U.S. District Judge Lawrence Karlton ruled that the pledge's reference to one nation "under God" violates school children's right to be "free from a coercive requirement to affirm God."
(Excerpt) Read more at news.yahoo.com ...
Crap. That Newdow chap is at it again?
Already posted, however this is a new Associated Press article covering the decision.
Ridiculous ruling, but regardless, I hope this issue doesn't just give the Republican politicians something to talk about and look conservative about while the real issues- runaway illegal immigration and federal spending- are swept under the rug.
Usually I'd support his right to be an absolute a'hole if he so chooses, although I have to think about it when it affects something like this.
Owl_Eagle
(If what I just wrote makes you sad or angry,
Yes, above all we must not expose our children to GOD! It could have serious psychological consequences!
Why do these judges think THEY are God?
Couldn't the kids just stand there and keep their mouths shut if they feel that way? Or just be silent during the "under God" thing? They are pledging their allegience to the flag and the nation. Do they got a problem with that?
These friggin' judges are unbelievable in their arrogance.
The demand that athiesm conflicts with any expression of theism and therefore, all acknowledgements of theism must be expunged, would seem to be making the Athiestic religion the official one.
The First Amendment, as made applicable to the states by the Fourteenth...commands that a state 'shall make no law respecting an establishment of religion, or prohibiting the free exercise thereof.'
--Justice Hugo Black, Everson v. Bd of Education of Ewing Twp., 330 U.S. 1 (1947)
This declaration by the Supreme Court was the first time it informed everyone that the Establishment Clause of the 1st Amendment was applicable to the states. Before that time, state-religion issues were not the province of the US Constitution or the federal courts. But was the Supreme Court right? Did the 14th Amendment make the Establishment Clause applicable to the states?
Go back to 1875 (7 years after the 14th Amendment was ratified)...President Grant asks Congressman James Blaine to introduce a proposed amendment that will provide in part:
No state shall make any law respecting the establishment of religion or prohibiting the free exercise thereof
The Blaine Amendment (which would have been the 16th Amendment to the US Constution passes the House but fails in the Senate.

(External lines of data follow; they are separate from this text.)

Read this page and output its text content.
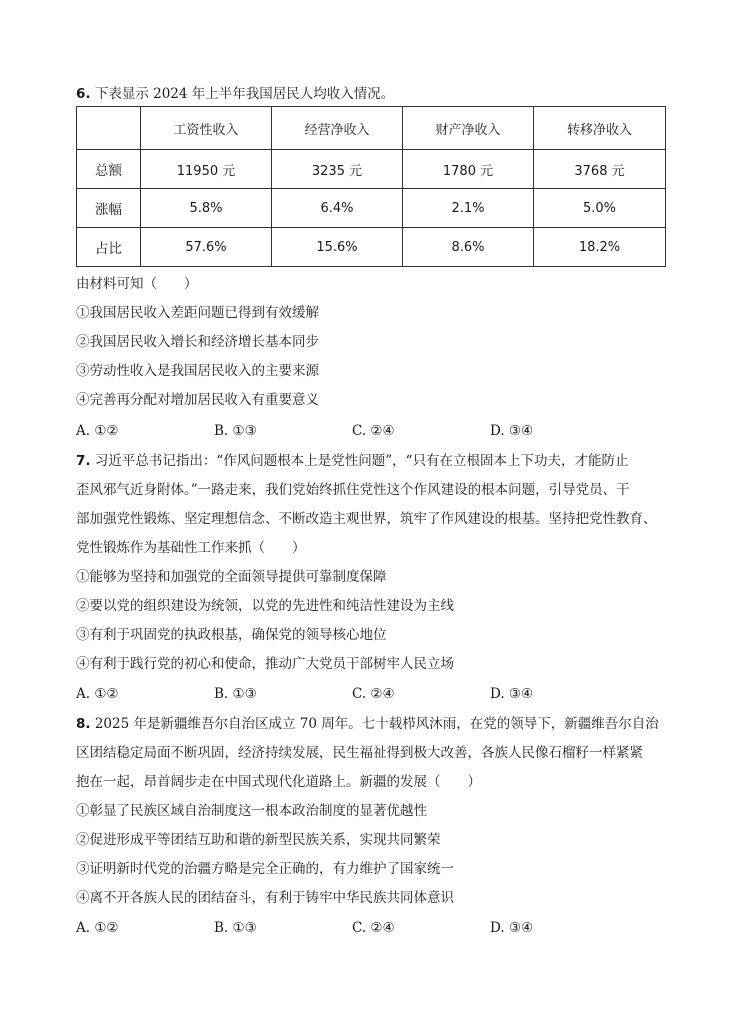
6. 下表显示 2024 年上半年我国居民人均收入情况。
	工资性收入	经营净收入	财产净收入	转移净收入
总额	11950 元	3235 元	1780 元	3768 元
涨幅	5.8%	6.4%	2.1%	5.0%
占比	57.6%	15.6%	8.6%	18.2%
由材料可知（　　）
①我国居民收入差距问题已得到有效缓解
②我国居民收入增长和经济增长基本同步
③劳动性收入是我国居民收入的主要来源
④完善再分配对增加居民收入有重要意义
A. ①②	B. ①③	C. ②④	D. ③④
7. 习近平总书记指出：“作风问题根本上是党性问题”，“只有在立根固本上下功夫，才能防止
歪风邪气近身附体。”一路走来，我们党始终抓住党性这个作风建设的根本问题，引导党员、干
部加强党性锻炼、坚定理想信念、不断改造主观世界，筑牢了作风建设的根基。坚持把党性教育、
党性锻炼作为基础性工作来抓（　　）
①能够为坚持和加强党的全面领导提供可靠制度保障
②要以党的组织建设为统领，以党的先进性和纯洁性建设为主线
③有利于巩固党的执政根基，确保党的领导核心地位
④有利于践行党的初心和使命，推动广大党员干部树牢人民立场
A. ①②	B. ①③	C. ②④	D. ③④
8. 2025 年是新疆维吾尔自治区成立 70 周年。七十载栉风沐雨，在党的领导下，新疆维吾尔自治
区团结稳定局面不断巩固，经济持续发展，民生福祉得到极大改善，各族人民像石榴籽一样紧紧
抱在一起，昂首阔步走在中国式现代化道路上。新疆的发展（　　）
①彰显了民族区域自治制度这一根本政治制度的显著优越性
②促进形成平等团结互助和谐的新型民族关系，实现共同繁荣
③证明新时代党的治疆方略是完全正确的，有力维护了国家统一
④离不开各族人民的团结奋斗，有利于铸牢中华民族共同体意识
A. ①②	B. ①③	C. ②④	D. ③④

Senator Frelinghuysen of NJ, in introducing the amendment in the Senate states:
The [Blaine Amendment] very properly extends the prohibition of the first amendment of the Constitution to the States. Thus the [Blaine Amendment] prohibits the States, for the first time, from the establishment of religion, from prohibiting its free exercise, and from making any religious test a qualification to office.

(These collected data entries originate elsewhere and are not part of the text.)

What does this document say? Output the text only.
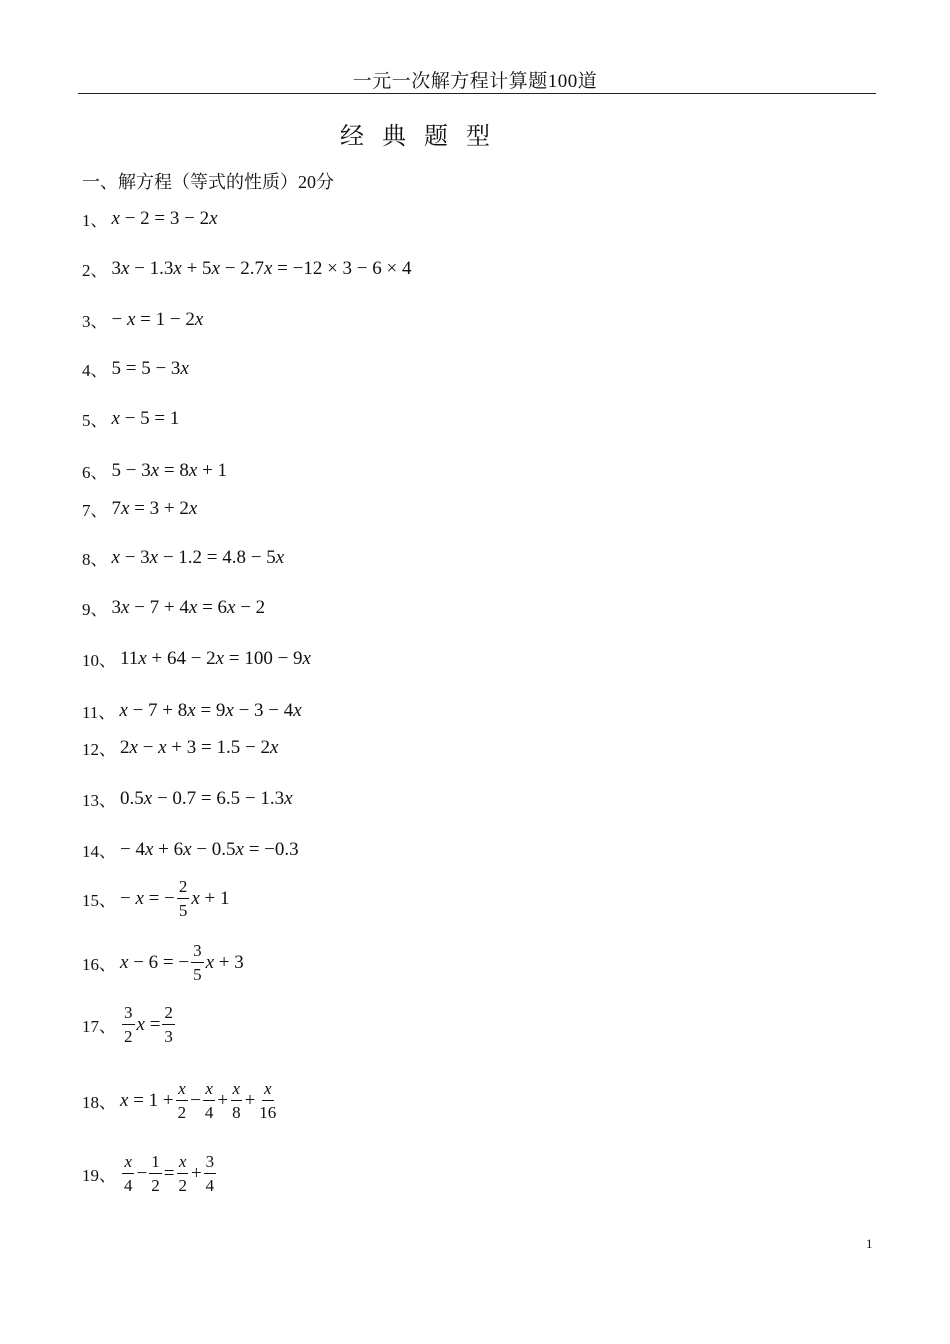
一元一次解方程计算题100道
经典题型
一、解方程（等式的性质）20分
1、 x − 2 = 3 − 2x
2、 3x − 1.3x + 5x − 2.7x = −12 × 3 − 6 × 4
3、 − x = 1 − 2x
4、 5 = 5 − 3x
5、 x − 5 = 1
6、 5 − 3x = 8x + 1
7、 7x = 3 + 2x
8、 x − 3x − 1.2 = 4.8 − 5x
9、 3x − 7 + 4x = 6x − 2
10、 11x + 64 − 2x = 100 − 9x
11、 x − 7 + 8x = 9x − 3 − 4x
12、 2x − x + 3 = 1.5 − 2x
13、 0.5x − 0.7 = 6.5 − 1.3x
14、 − 4x + 6x − 0.5x = −0.3
15、 − x = − $\frac{2}{5}$ x + 1
16、 x − 6 = − $\frac{3}{5}$ x + 3
17、 $\frac{3}{2}$ $x = \frac{2}{3}$
18、 $x = 1 + \frac{x}{2} - \frac{x}{4} + \frac{x}{8} + \frac{x}{16}$
19、 $\frac{x}{4} - \frac{1}{2} = \frac{x}{2} + \frac{3}{4}$
1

Senator Eaton of Connecticut, in objecting to the Blaine Amendment states, on the Senate floor:
I am opposed to any State prohibiting the free exercise of any religion; and I do not require the Senate or the Congress of the United States to assist me in taking care of the State of Connecticut in that regard.
Senator Whyte agreed:
The first amendment to the Constitution prevents the establishment of religion by congressional enactment; it prohibits the interference of Congress with the free exercise thereof, and leaves the whole power for the propagation of it with the States exclusively; and so far as I am concerned I propose to leave it there also.
One, if they cared to, could go back and review the Congressional record during the debates over the Blaine Amendment...it seems that none of the Congressmen who ratified the 14th Amendment knew that they thereby incorporated the Establishment Clause against the states...the Everson case must be another fine example of Constitutional fiction...I mean..."interpretation"

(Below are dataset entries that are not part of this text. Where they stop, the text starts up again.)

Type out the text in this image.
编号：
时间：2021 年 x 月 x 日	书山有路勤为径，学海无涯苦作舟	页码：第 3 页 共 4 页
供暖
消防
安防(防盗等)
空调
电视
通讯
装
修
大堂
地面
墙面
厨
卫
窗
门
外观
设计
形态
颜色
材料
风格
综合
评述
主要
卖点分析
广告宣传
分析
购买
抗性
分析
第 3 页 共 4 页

You owe me a keyboard! ;-)
This decision sidestepped the broader question of the separation of church and state.
The broader question is now upon us, as we all knew it would. Sooner or later the Ninth Circus would again throw another challenge in the faces of the Supremes. Hope the SC has more guts this time around.
Leni
Newt Gingrich touched on this subject a while back. IIRC he said there was a bill floating around that would take the Pledge out of the Court's jurisdiction.
If that were passed an the courts overturned that , he thought it was time to remove their salaries (again this is from memory but I believe he specifically mentioned two justices of the 9th Circus).
Now, now..let's not be logical..../sarc
I hope Newdow outlives me. Because I want to see his reaction when at judgement he finds out there really is a God.
Remember, there are no atheists in hell. They all KNOW God is real.
Let's face facts! Canada, the USofA and Mexico are one nation now. "Travelers" is the legal description given to people that migrate between these three nations (New Mexico Land case). USofA federal spending now covers all three nations in one form or the other. The USofA is collecting taxes, fees, etc., from all three nations.
There are some beautiful places to live in Mexico and Canada, and the land is very cheap.